第8話
夜会が終わったのは夜半を過ぎた頃で、広間から人が引いていくと城内はしんと静まった。
カイルはリーナを廊下まで送り、そこで「少し付き合え」と言った。命令口調だったが、リーナはもう慣れていた。
連れて行かれたのは、東翼の端にある庭園だった。城の外壁に沿って花壇が連なり、中央に石造りの東屋がある。夜風が花の香りを運んでいた。月が明るかった。

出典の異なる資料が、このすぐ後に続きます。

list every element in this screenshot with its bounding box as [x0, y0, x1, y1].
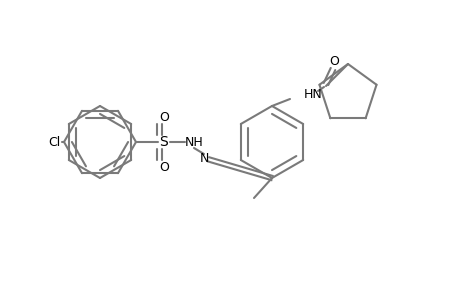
- Text: NH: NH: [184, 136, 203, 148]
- Text: O: O: [159, 110, 168, 124]
- Text: N: N: [199, 152, 208, 164]
- Text: O: O: [159, 160, 168, 173]
- Text: Cl: Cl: [49, 136, 61, 148]
- Text: O: O: [328, 55, 338, 68]
- Text: HN: HN: [303, 88, 322, 100]
- Text: S: S: [159, 135, 168, 149]
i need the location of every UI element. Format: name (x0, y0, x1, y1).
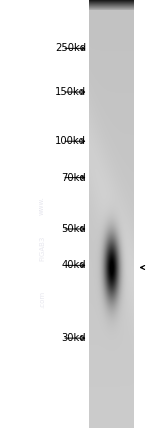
Text: 150kd: 150kd (55, 87, 86, 97)
Text: FIGAB3: FIGAB3 (39, 235, 45, 261)
Text: 30kd: 30kd (62, 333, 86, 343)
Text: 50kd: 50kd (61, 224, 86, 234)
Text: 40kd: 40kd (62, 260, 86, 270)
Text: 70kd: 70kd (61, 172, 86, 183)
Text: 250kd: 250kd (55, 43, 86, 54)
Text: www.: www. (39, 196, 45, 215)
Text: 100kd: 100kd (55, 136, 86, 146)
Text: .com: .com (39, 291, 45, 308)
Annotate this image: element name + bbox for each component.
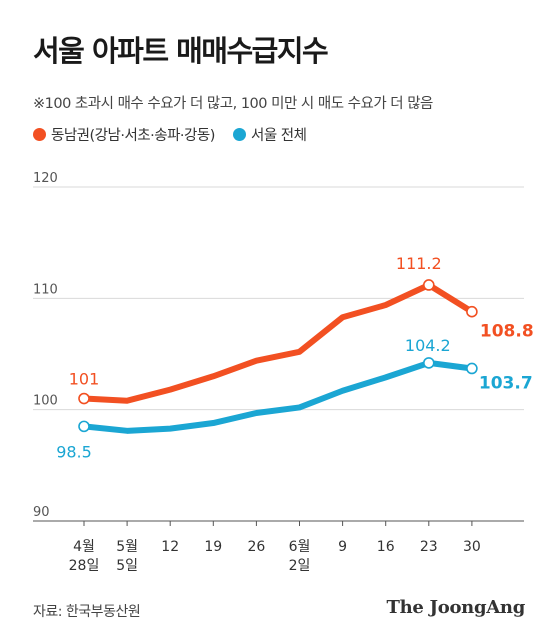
data-label: 98.5 xyxy=(56,442,92,461)
x-tick-label: 5월 xyxy=(116,539,138,555)
legend: 동남권(강남·서초·송파·강동) 서울 전체 xyxy=(33,124,320,145)
x-tick-label: 19 xyxy=(204,539,222,555)
x-tick-label: 30 xyxy=(463,539,481,555)
data-label: 103.7 xyxy=(479,373,533,393)
data-label: 104.2 xyxy=(405,336,451,355)
data-label: 111.2 xyxy=(396,254,442,273)
y-tick-label: 120 xyxy=(33,171,58,186)
x-tick-label: 28일 xyxy=(69,558,100,574)
data-point-marker xyxy=(466,362,478,375)
legend-label-gangnam: 동남권(강남·서초·송파·강동) xyxy=(51,128,215,144)
legend-item-gangnam: 동남권(강남·서초·송파·강동) xyxy=(33,124,215,145)
legend-label-seoul: 서울 전체 xyxy=(251,128,307,144)
legend-item-seoul: 서울 전체 xyxy=(233,124,307,145)
x-tick-label: 6월 xyxy=(289,539,311,555)
y-tick-label: 110 xyxy=(33,282,58,297)
data-label: 101 xyxy=(69,370,100,389)
data-point-marker xyxy=(422,357,435,369)
x-tick-label: 26 xyxy=(247,539,265,555)
source-note: 자료: 한국부동산원 xyxy=(33,604,141,620)
x-tick-label: 16 xyxy=(377,539,395,555)
series-line-1 xyxy=(81,359,475,434)
x-tick-label: 5일 xyxy=(116,558,138,574)
data-point-marker xyxy=(78,420,90,433)
x-tick-label: 12 xyxy=(161,539,179,555)
chart-subtitle: ※100 초과시 매수 수요가 더 많고, 100 미만 시 매도 수요가 더 … xyxy=(33,96,433,112)
data-point-marker xyxy=(466,305,478,318)
y-tick-label: 100 xyxy=(33,394,58,409)
chart-title: 서울 아파트 매매수급지수 xyxy=(33,34,329,68)
x-tick-label: 23 xyxy=(420,539,438,555)
data-point-marker xyxy=(78,392,90,405)
brand-logo: The JoongAng xyxy=(386,597,526,618)
x-tick-label: 4월 xyxy=(73,539,95,555)
data-point-marker xyxy=(422,279,435,291)
x-tick-label: 2일 xyxy=(289,558,311,574)
legend-swatch-seoul xyxy=(233,128,246,141)
x-tick-label: 9 xyxy=(338,539,347,555)
series-line-0 xyxy=(81,281,475,404)
legend-swatch-gangnam xyxy=(33,128,46,141)
data-label: 108.8 xyxy=(480,322,534,342)
y-tick-label: 90 xyxy=(33,505,50,520)
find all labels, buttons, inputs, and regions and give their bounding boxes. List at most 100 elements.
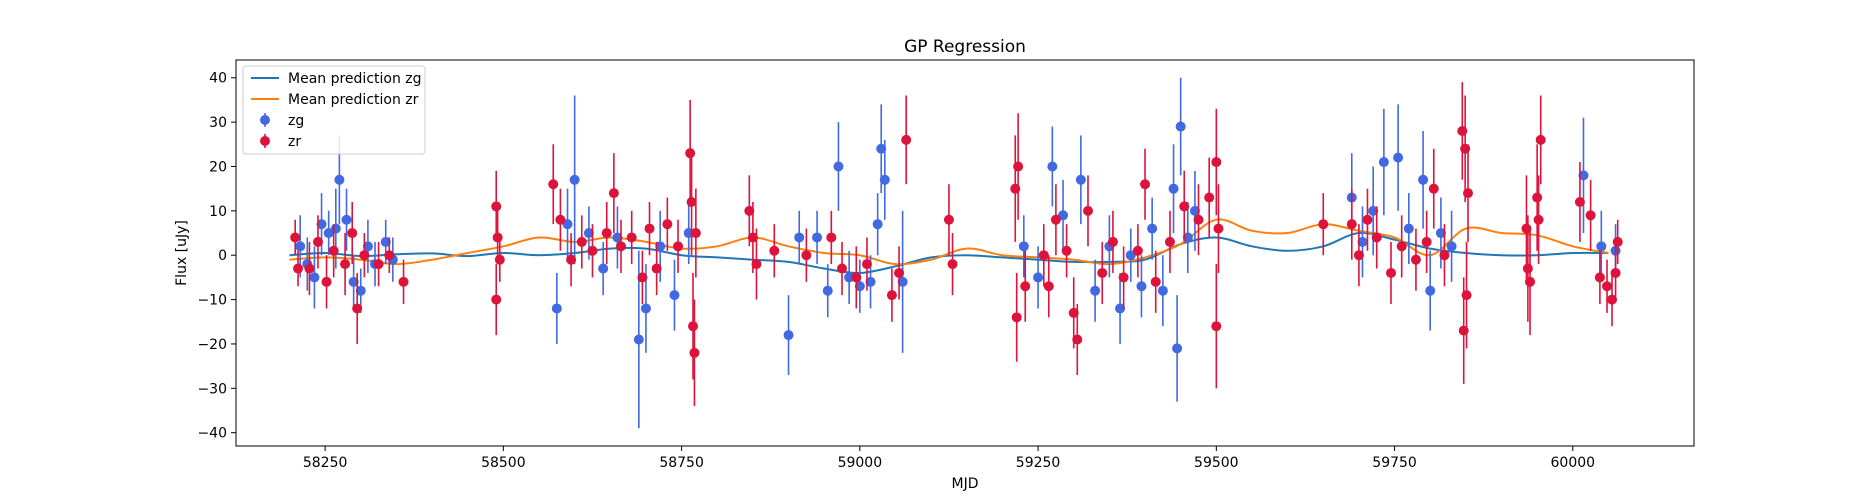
- point-zr: [1213, 223, 1224, 234]
- point-zr: [901, 134, 912, 145]
- y-axis-label: Flux [uJy]: [174, 220, 190, 286]
- point-zg: [1175, 121, 1186, 132]
- point-zr: [747, 232, 758, 243]
- point-zr: [1396, 241, 1407, 252]
- point-zg: [865, 276, 876, 287]
- point-zr: [566, 254, 577, 265]
- point-zg: [362, 241, 373, 252]
- axes-layer: 58250 58500 58750 59000 59250 59500 59750 60000…: [197, 71, 1595, 471]
- point-zg: [355, 285, 366, 296]
- point-zg: [1090, 285, 1101, 296]
- legend-label: Mean prediction zr: [288, 92, 419, 108]
- point-zg: [1125, 250, 1136, 261]
- point-zr: [769, 245, 780, 256]
- x-tick-label: 59250: [1016, 455, 1061, 471]
- point-zg: [1157, 285, 1168, 296]
- point-zr: [1612, 236, 1623, 247]
- point-zg: [1115, 303, 1126, 314]
- point-zr: [290, 232, 301, 243]
- point-zg: [330, 223, 341, 234]
- point-zg: [1172, 343, 1183, 354]
- point-zg: [348, 276, 359, 287]
- point-zg: [316, 219, 327, 230]
- y-tick-label: −40: [197, 426, 227, 442]
- point-zr: [492, 232, 503, 243]
- x-tick-label: 59000: [838, 455, 883, 471]
- point-zg: [562, 219, 573, 230]
- point-zg: [583, 228, 594, 239]
- point-zr: [576, 236, 587, 247]
- point-zr: [1574, 196, 1585, 207]
- point-zr: [1439, 250, 1450, 261]
- point-zr: [1421, 236, 1432, 247]
- point-zg: [1378, 157, 1389, 168]
- point-zr: [1204, 192, 1215, 203]
- point-zr: [1362, 214, 1373, 225]
- x-tick-label: 58750: [659, 455, 704, 471]
- y-tick-label: −20: [197, 337, 227, 353]
- point-zg: [1596, 241, 1607, 252]
- point-zr: [1061, 245, 1072, 256]
- point-zr: [1068, 307, 1079, 318]
- point-zr: [685, 148, 696, 159]
- point-zg: [1047, 161, 1058, 172]
- point-zr: [494, 254, 505, 265]
- point-zg: [633, 334, 644, 345]
- point-zr: [312, 236, 323, 247]
- point-zg: [569, 174, 580, 185]
- point-zr: [637, 272, 648, 283]
- point-zr: [1043, 281, 1054, 292]
- point-zg: [876, 143, 887, 154]
- point-zr: [491, 294, 502, 305]
- point-zg: [1578, 170, 1589, 181]
- point-zr: [328, 245, 339, 256]
- legend-marker-swatch: [260, 136, 270, 146]
- point-zg: [1058, 210, 1069, 221]
- point-zg: [598, 263, 609, 274]
- legend-box: [242, 65, 426, 155]
- point-zr: [688, 321, 699, 332]
- point-zg: [854, 281, 865, 292]
- point-zr: [1118, 272, 1129, 283]
- point-zr: [293, 263, 304, 274]
- point-zr: [347, 228, 358, 239]
- point-zg: [879, 174, 890, 185]
- point-zg: [833, 161, 844, 172]
- point-zr: [1385, 267, 1396, 278]
- point-zr: [1410, 254, 1421, 265]
- point-zg: [1418, 174, 1429, 185]
- point-zr: [384, 250, 395, 261]
- point-zg: [1446, 241, 1457, 252]
- series-line-0: [289, 231, 1609, 275]
- point-zr: [359, 250, 370, 261]
- point-zg: [309, 272, 320, 283]
- point-zr: [1140, 179, 1151, 190]
- point-zr: [626, 232, 637, 243]
- point-zr: [1097, 267, 1108, 278]
- point-zg: [844, 272, 855, 283]
- legend: Mean prediction zg Mean prediction zr zg zr: [242, 65, 426, 155]
- point-zr: [1150, 276, 1161, 287]
- point-zg: [1033, 272, 1044, 283]
- point-zr: [548, 179, 559, 190]
- point-zr: [1522, 263, 1533, 274]
- legend-label: zg: [288, 113, 304, 129]
- point-zr: [1038, 250, 1049, 261]
- point-zg: [669, 290, 680, 301]
- point-zg: [295, 241, 306, 252]
- point-zr: [947, 259, 958, 270]
- point-zg: [1147, 223, 1158, 234]
- point-zr: [1211, 321, 1222, 332]
- point-zg: [1393, 152, 1404, 163]
- point-zr: [1211, 157, 1222, 168]
- point-zr: [1532, 192, 1543, 203]
- point-zr: [1462, 188, 1473, 199]
- point-zg: [897, 276, 908, 287]
- point-zr: [662, 219, 673, 230]
- y-tick-label: 0: [218, 248, 227, 264]
- point-zg: [1368, 205, 1379, 216]
- y-tick-label: 30: [209, 115, 227, 131]
- y-tick-label: −10: [197, 293, 227, 309]
- point-zr: [751, 259, 762, 270]
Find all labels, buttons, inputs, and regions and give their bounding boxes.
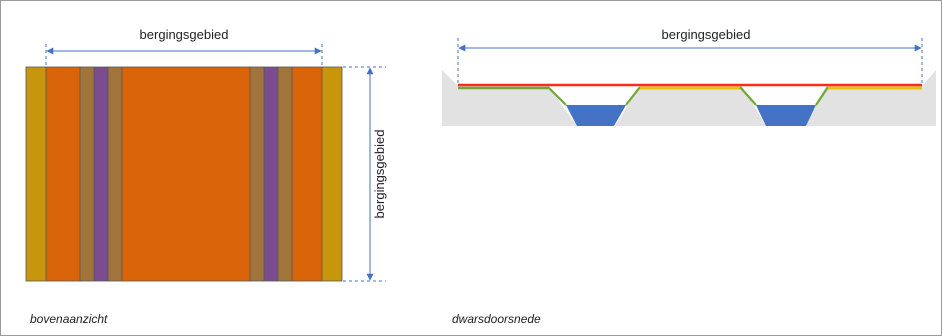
- caption-cross-section: dwarsdoorsnede: [452, 312, 541, 326]
- slope-left-1: [80, 67, 94, 281]
- outer-strip-left: [26, 67, 46, 281]
- field-center: [122, 67, 250, 281]
- ditch-water-left-section: [566, 105, 626, 126]
- ditch-water-right: [264, 67, 278, 281]
- ditch-water-left: [94, 67, 108, 281]
- cross-section-dimension-label: bergingsgebied: [662, 27, 751, 42]
- top-view-vertical-label: bergingsgebied: [372, 130, 387, 219]
- ditch-water-right-section: [756, 105, 816, 126]
- field-right: [292, 67, 322, 281]
- slope-right-2: [278, 67, 292, 281]
- field-left: [46, 67, 80, 281]
- top-view-vertical-dimension: [343, 66, 386, 282]
- top-view: bergingsgebied bergingsgebied: [25, 27, 387, 282]
- slope-left-2: [108, 67, 122, 281]
- outer-strip-right: [322, 67, 342, 281]
- cross-section-dimension: [457, 38, 923, 84]
- cross-section-ground: [442, 70, 936, 126]
- top-view-horizontal-dimension: [45, 44, 323, 66]
- top-view-horizontal-label: bergingsgebied: [140, 27, 229, 42]
- ditch-slopes: [547, 86, 829, 106]
- slope-right-1: [250, 67, 264, 281]
- caption-top-view: bovenaanzicht: [30, 312, 108, 326]
- cross-section: bergingsgebied: [442, 27, 936, 126]
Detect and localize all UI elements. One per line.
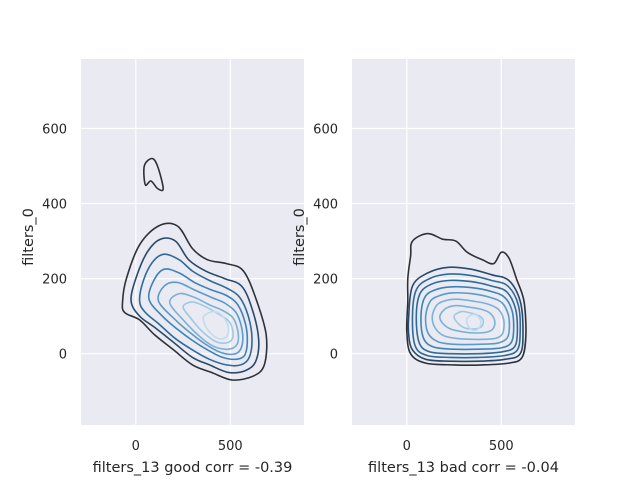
y-tick-label: 200 [42,273,67,288]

東屋の中に入ると、カイルは立ったまま黙っていた。リーナも黙って待った。こういうとき、急かさない方がいいと学んでいた。
しばらくして、カイルが口を開いた。
「今夜のことを、謝るべきかもしれない」
「何をですか」
「お前の腰を、断りなく」
リーナは少し考えた。
「私は嫌ではありませんでした」
カイルは何も言わなかった。石畳を見ていた。月の光が横顔を照らしていて、リーナはその顔を横から見ながら、胸の中がじわりと温かくなるのを感じた。
「リーナ」
「はい」
カイルがリーナの方を向いた。真正面だった。灰色の瞳が月の光を受けて、いつもより少し淡く見えた。
「俺の傍にいろ」
「……今も傍にいますが」
「そういう意味ではない」
わかっている、とリーナは思った。わかっていて、少し逃げた。カイルはそれも見透かしているようで、視線を逸らさなかった。
「王妃として、傍にいろ」
言葉が、夜の庭に落ちた。
リーナは息を吸った。
「私は……平民の血が混じっています。国内の反発が起きるかもしれない。陛下の治世に、傷がつくことも」
「それがどうした」
カイルは遮った。静かだったが、迷いがなかった。
「俺がお前を要ると言っている。お前の血ではなく、お前が要る」
リーナは、その言葉を胸の奥で受け止めた。
お前の血ではなく、お前が要る。
あの夜会でアルベルトに言われた言葉の、正反対だった。平民の血が混じっているから要らないと言われた夜から、カイルはずっと逆のことを言い続けていた。腕を見ろと言い、なぜそう考えるのかと聞き、できると言い、名前で呼んだ。
リーナの目に、気づいたら涙が浮かんでいた。
泣くつもりはなかった。ただ、体が先に動いた。
カイルが一歩踏み出し、リーナの目から伝い落ちた涙を、指先でそっと拭った。その手が、頬に触れたまま止まった。
「答えを聞いていない」
「……意地悪ですね」
「そうか」
カイルはわずかに目を細めた。それがこの人なりの笑顔なのだと、リーナは今頃になってわかった。
リーナは深く息を吸い、それから静かに、確かに頷いた。
「傍にいます。ずっと」
カイルの手が、リーナの頬からゆっくりと離れた。しかしその目は、離れなかった。どこにも行かせないと言っているような目だった。
ふたりは月明かりの下、しばらくそのままでいた。
翌朝、ゼフがリーナの部屋を訪ねてきた。扉を開けると、珍しくゼフが困惑した顔をしていた。
「陛下から伝言だ」
「何でしょう」
「今日は薬師房に来ない、と」
リーナは首を傾げた。
「それだけですか」
「それだけだ。……ついでに俺からも言うと、陛下は今朝から顔が赤い。熱ではないと思う」
リーナはしばらく考えて、それから口元を手で覆った。
「……そうですか」
「笑うな」
「笑っていません」
ゼフは深くため息をついて立ち去った。リーナは扉を閉め、部屋の中でひとりそっと笑った。
カイルらしい、と思った。
求婚した翌日に恥ずかしくなって来られなくなる王など、きっとこの国広しといえど一人しかいない。それがひどく愛しかった。